Hello @bijlm - quick update. We are still working through potential solutions to this issue and will be noting this case as part of our Known Issues in Azure Docs.
If you are still looking for a workaround, I would suggest doing a multi-phased deployment to first detach
the secrets and then delete
the remaining resources you would like to remove from the stack.
Hi @bijlm - We wanted to give you an update on this issue.
The short version is that, at least for now, we plan to keep the design as-is, for the reasons outlined below. However, we welcome any feedback you (or other customers) may have to make this experience better.
KeyVault secrets are designed to be managed in the data plane; there is no support for deleting secrets via ARM control plane. Given this limitation, we considered having secrets be detached silently -- this would enable the stack PUT to succeed, but may have unexpected behavior for customers who are not familiar with this scenario.
We plan to make some small investments to make the situation better - including a clearer error message - but stacks will continue to fail to help make customers aware of the limitations.
We are also tracking a couple of bugs related to the scenario: (1) If a KeyVault and a secret appear in a template, and both are removed from the stack simultaneously, the stack operation will still fail. (2) If a secret has already been deleted, the stack operation will still fail.
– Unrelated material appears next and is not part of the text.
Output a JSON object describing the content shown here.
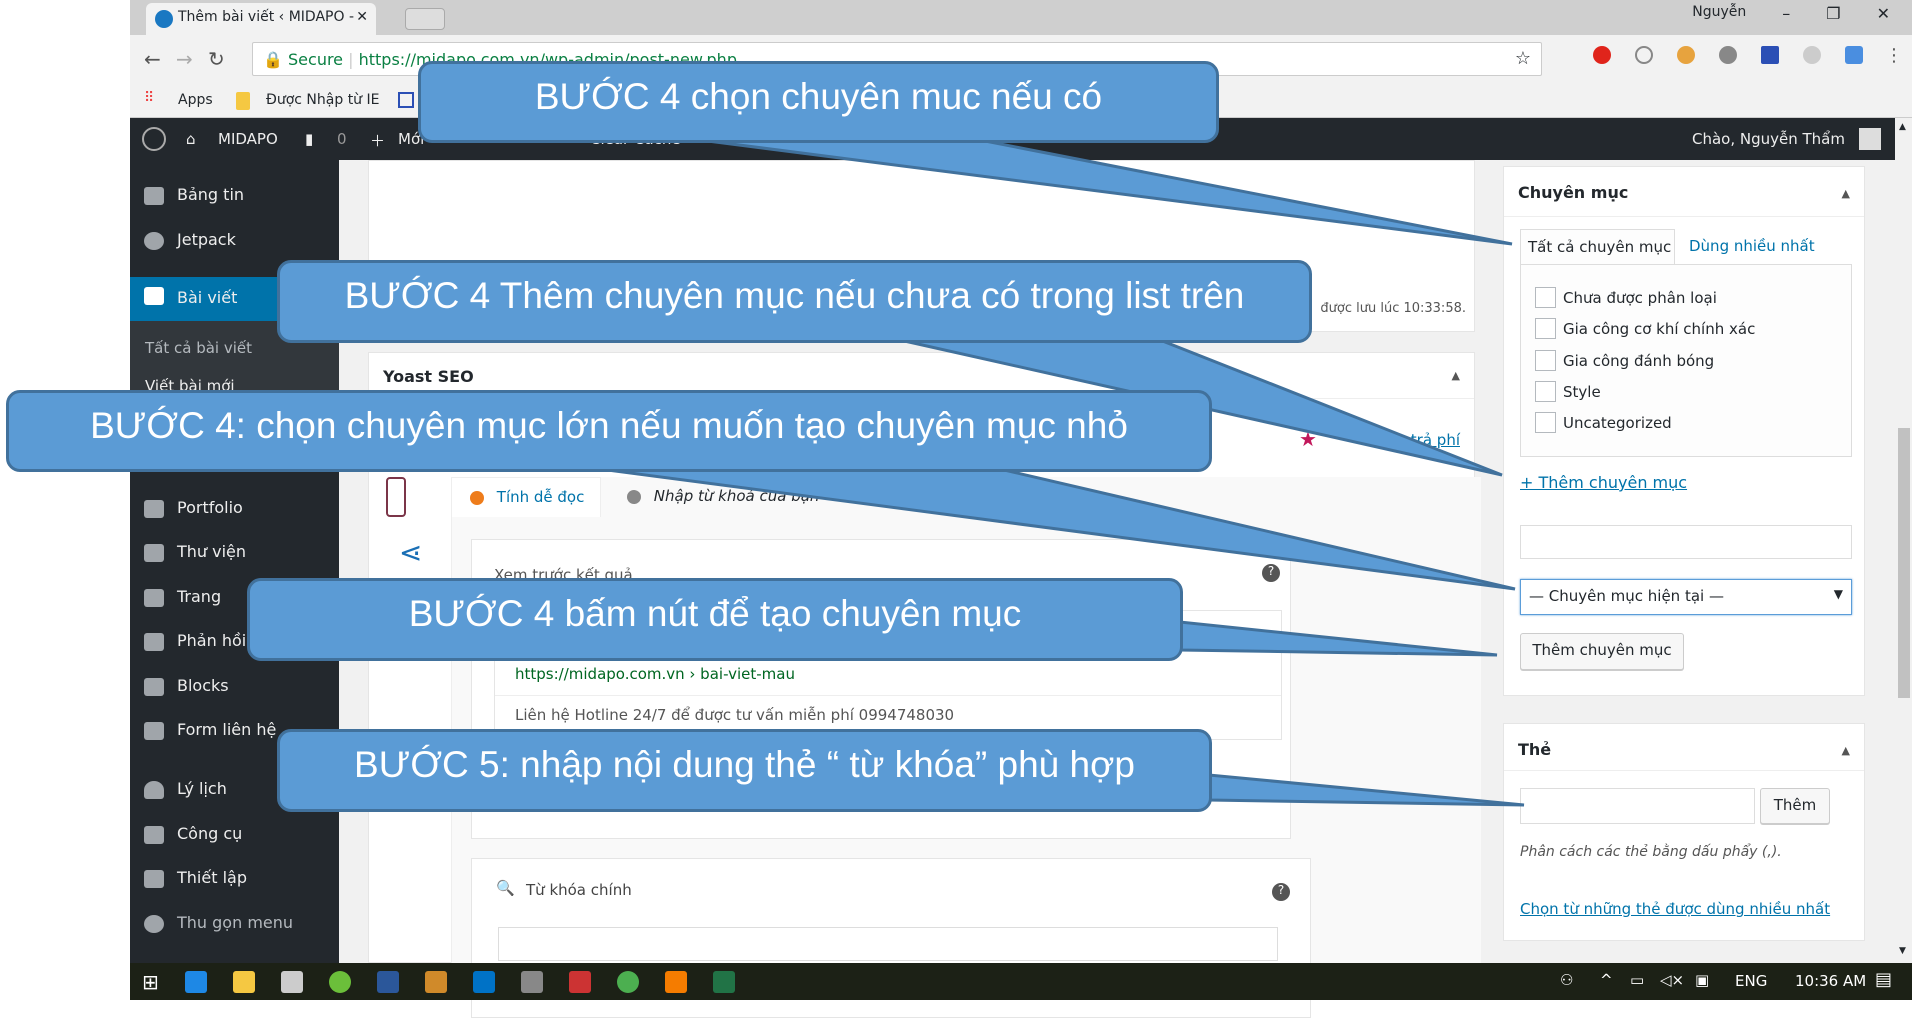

As stated at the beginning though -- the goal is that, if the secret exists and can't be deleted by the stack, the stack will fail. This is true for both stack delete and stack update.
Hope that makes sense.
If you are still looking for a workaround, I would suggest doing a multi-phased deployment to first
detach
the secrets and thendelete
the remaining resources you would like to remove from the stack.
In practice, how would one go about doing this? Is it even possible to detatch individual resources (like secrets)?
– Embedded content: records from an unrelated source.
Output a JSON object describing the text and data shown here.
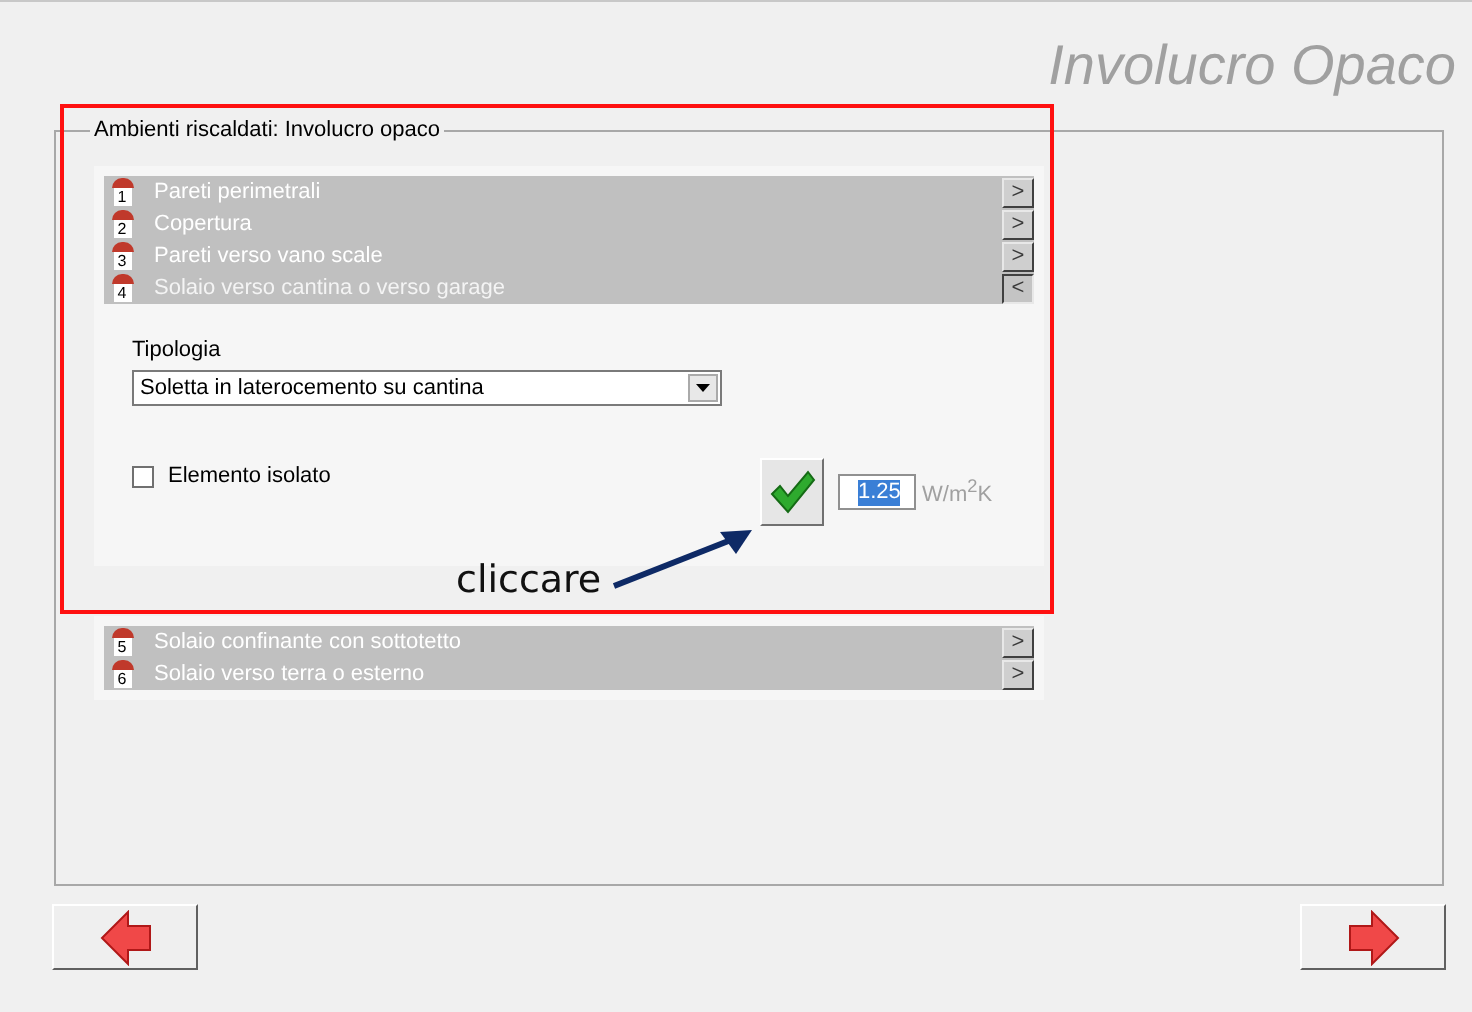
{
  "header": {
    "title": "Involucro Opaco"
  },
  "group": {
    "title": "Ambienti riscaldati: Involucro opaco",
    "sections": [
      {
        "number": "1",
        "label": "Pareti perimetrali",
        "toggle": ">",
        "expanded": false
      },
      {
        "number": "2",
        "label": "Copertura",
        "toggle": ">",
        "expanded": false
      },
      {
        "number": "3",
        "label": "Pareti verso vano scale",
        "toggle": ">",
        "expanded": false
      },
      {
        "number": "4",
        "label": "Solaio verso cantina o verso garage",
        "toggle": "<",
        "expanded": true
      },
      {
        "number": "5",
        "label": "Solaio confinante con sottotetto",
        "toggle": ">",
        "expanded": false
      },
      {
        "number": "6",
        "label": "Solaio verso terra o esterno",
        "toggle": ">",
        "expanded": false
      }
    ],
    "form": {
      "type_label": "Tipologia",
      "type_value": "Soletta in laterocemento su cantina",
      "insulated": {
        "label": "Elemento isolato",
        "checked": false
      },
      "u_value": "1.25",
      "unit": "W/m$^{2}$K"
    }
  },
  "annotation": {
    "text": "cliccare"
  }
}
@hallgeir-osterbo-visma To detach secrets in Powershell, remove them from the template and call the Set-*DeploymentStack cmdlet with none of the -Delete flags (-DeleteAll or -DeleteResources).
From there, if you want to delete other resources, remove those from the template and then call Set- again with -DeleteResources.
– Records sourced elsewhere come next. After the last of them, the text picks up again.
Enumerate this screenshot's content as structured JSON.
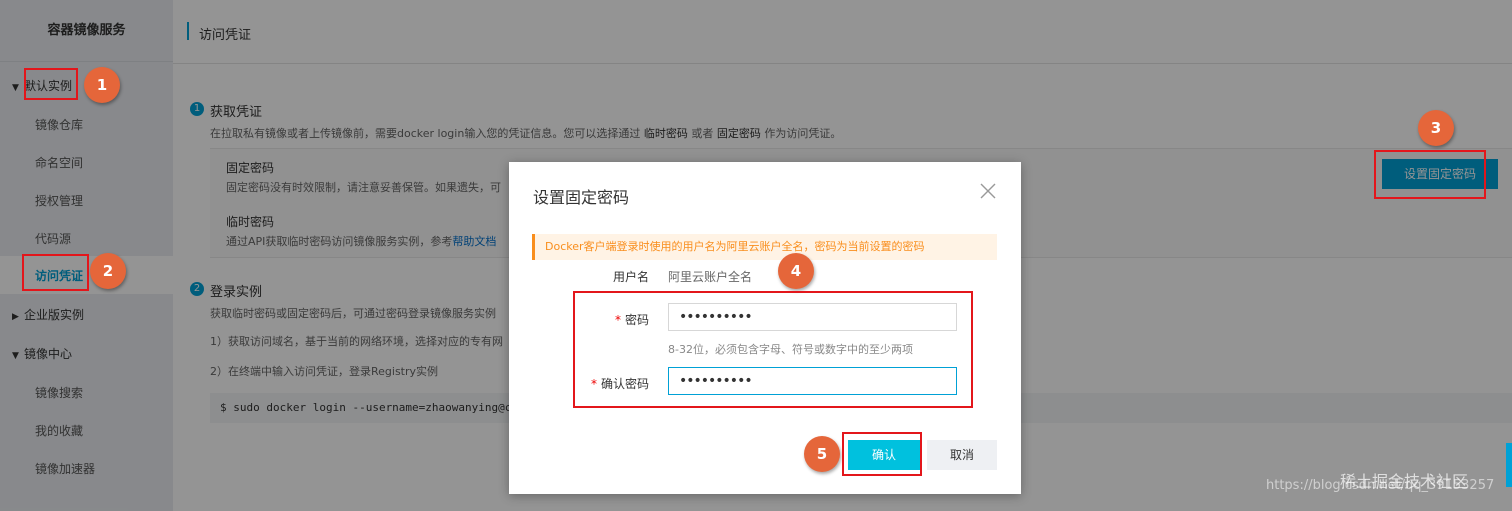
{
  "sidebar": {
    "title": "容器镜像服务",
    "group_default": "默认实例",
    "items": [
      "镜像仓库",
      "命名空间",
      "授权管理",
      "代码源",
      "访问凭证"
    ],
    "group_enterprise": "企业版实例",
    "group_hub": "镜像中心",
    "hub_items": [
      "镜像搜索",
      "我的收藏",
      "镜像加速器"
    ]
  },
  "header": {
    "title": "访问凭证"
  },
  "section1": {
    "num": "1",
    "title": "获取凭证",
    "desc_prefix": "在拉取私有镜像或者上传镜像前，需要docker login输入您的凭证信息。您可以选择通过",
    "desc_temp": "临时密码",
    "desc_or": "或者",
    "desc_fixed": "固定密码",
    "desc_suffix": "作为访问凭证。",
    "fixed_title": "固定密码",
    "fixed_desc": "固定密码没有时效限制，请注意妥善保管。如果遗失，可",
    "temp_title": "临时密码",
    "temp_desc": "通过API获取临时密码访问镜像服务实例，参考",
    "temp_link": "帮助文档",
    "set_button": "设置固定密码"
  },
  "section2": {
    "num": "2",
    "title": "登录实例",
    "desc": "获取临时密码或固定密码后，可通过密码登录镜像服务实例",
    "step1": "1）获取访问域名，基于当前的网络环境，选择对应的专有网",
    "step2": "2）在终端中输入访问凭证，登录Registry实例",
    "command": "$ sudo docker login --username=zhaowanying@cont"
  },
  "modal": {
    "title": "设置固定密码",
    "notice": "Docker客户端登录时使用的用户名为阿里云账户全名，密码为当前设置的密码",
    "username_label": "用户名",
    "username_value": "阿里云账户全名",
    "password_label": "密码",
    "password_value": "••••••••••",
    "password_hint": "8-32位，必须包含字母、符号或数字中的至少两项",
    "confirm_label": "确认密码",
    "confirm_value": "••••••••••",
    "required_mark": "*",
    "ok_button": "确认",
    "cancel_button": "取消"
  },
  "annotations": [
    "1",
    "2",
    "3",
    "4",
    "5"
  ],
  "watermark": "https://blog.csdn.net/qq_39153257",
  "watermark_logo": "稀土掘金技术社区",
  "colors": {
    "accent": "#00a1d6",
    "annotation": "#e5663a",
    "highlight_border": "#e3161b",
    "notice": "#f98e1d"
  }
}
The experience should be similar for AzCLI.
That's not very elegant though in a CI/CD scenario. That would also detatch other resources that we would want to delete. Is there any plans to support detatching resources from the stack directly? Something like... az stack detatch --resource-id ... or something crazy like that. Because then we can bake this into the CI/CD by having a "migration" script running before the deployment.
Another option would be to use the following flow:
Would that be a sufficient workaround?
At this time, we don't have any plans for commands to manage resources outside of template deployments.
Another option would be to use the following flow:
- Deploy the updated template using the chosen delete flags
- Wait for failure due to the KV secret that failed to delete
- Re-run the stack with the same template in detach mode
Would that be a sufficient workaround?
At this time, we don't have any plans for commands to manage resources outside of template deployments.
I'll be honest and say it's not optimal. We have usually run the template in delete mode, then deleted the whole deployment stack. It works, but it's awkward. This approach would kind of be similar. We could probably automate it, but if we detect that deletion fails we ALSO need to check if the deletion that failed was key vault secrets (and only that).
Anyhow, we will survive, but it would be great to have an alternative. Maybe that could be a feature request then, to be able to detatch individual resources using Azure CLI or similar?
@hallgeir-osterbo-visma -- I see a couple of issues with the proposal:
For context, this thread is leading us to instead prioritize the longer-term fix which is to introduce an extensibility provider for Key Vault data plane. The conversation for this is only just getting started, so no commitment on starting the work or ETA, but as far as we can tell it is the only way to properly fix this one.
This scenario should improve with our w23 release (which should roll out over the next couple of weeks). With this change, a secret that has been deleted from KV and is removed from the deployment template will no longer persist in the stack. This does still require some manual fidgeting (namely, manually deleting the secret...) but it should help improve the experience until we can treat secrets as extensible resources.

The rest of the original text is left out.